C'est à ce stade en général que les procédés d'extraction et de
purification varient.
Méthodes utilisant des solvants
organiques
* Méthode au phénol-chloroforme
[1]. Dans cette méthode dite « de référence », le
principe consiste à traiter le lysat cellulaire dans un premier
temps par du phénol volume à volume, puis, après centrifugation (3
000 g, 10 min) à éliminer la phase phénolique, par un mélange
chloroforme-alcool isoamylique (24:1), qui a notamment pour objectif
d'éliminer les traces éventuelles de phénol qui auraient pu être
emportées avec la phase aqueuse et qui sont fortement inhibitrices
des réactions enzymatiques. Le phénol, équilibré à pH 8,0, saturé en
eau, dégazé, avec ou sans agent anti-oxydant (8-hydroxyquinoléine),
est un puissant agent déprotéinisant dans lequel les acides
nucléiques ne sont pas solubles. D'autres alternatives à son
utilisation ont été préconisées, telle que l'utilisation du
perchlorate de sodium à 5 M (Nucleon-Bacc, Amersham Pharmacia
Biotech) [3].
* Méthode au chlorure de guanidium
[2]. Le principe consiste à traiter le lysat cellulaire
obtenu après action de la solution de lyse des globules rouges par
une solution d'un agent chaotropique, le chlorure de guanidium
(hydrochloride de guanidium 6 M 10 ml/acétate d'ammonium 7,5 M 0,5
ml), puis par une solution détergente et déprotéinisante (protéinase
K 10 mg/ml, 300 ml/sarcosyl 5 % 1,5 ml) 2 h à 56 °C.
Méthodes utilisant des
solvants non organiques [4]
Dans ces méthodes, le principe consiste à traiter uniquement le
lysat cellulaire par une solution saline, dont l'objectif est
d'éliminer par précipitation sélective les protéines. En fonction
des protocoles, des étapes de prétraitement par la RNase sont
proposées. Différentes solutions salines ont été préconisées : par
exemple, NaCl 2,5 M. Quelques kits commercialisés par des
industriels utilisent ce procédé.
Méthodes basées sur l'utilisation de
colonnes résines échangeuses d'ions
Ces méthodes d'extraction et de purification des acides
nucléiques sont les dernières récemment apparues. Elles sont basées
sur la propriété qu'ont les particules de silice d'adsorber
sélectivement les acides nucléiques. Les solutions de lavage
permettent de se débarrasser des contaminants tels que
l'hémoglobine, les protéines plasmatiques ou les ions
Fe2+.
Quelle que soit la méthode utilisée pour l'extraction et la
purification des acides nucléiques, la récupération des acides
nucléiques se fait en général par une élution, puis par une
précipitation.
La précipitation est le plus souvent réalisée par l'alcool
éthylique absolu froid à haute concentration (2,5 volumes par volume
d'échantillon) à haute force ionique (acétate d'ammonium 2,5 M).

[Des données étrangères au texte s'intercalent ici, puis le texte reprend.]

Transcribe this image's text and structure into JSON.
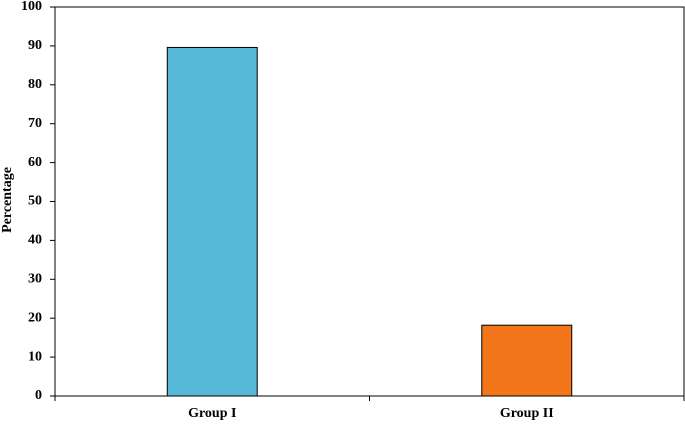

Dans ces conditions, l'ADN précipite sous forme de filaments,
visibles à l'œil nu, qui peuvent être récupérés par enroulement sur
une fine baguette de verre. Le temps de précipitation varie en
fonction de la concentration des acides nucléiques, de 15 min à 10
h. Une alternative séduisante à l'alcool éthylique consiste à
utiliser l'isopropanol ; dans ce cas, le sel n'est pas nécessaire,
la précipitation se fait en général volume à volume et est
particulièrement adaptée aux grands volumes.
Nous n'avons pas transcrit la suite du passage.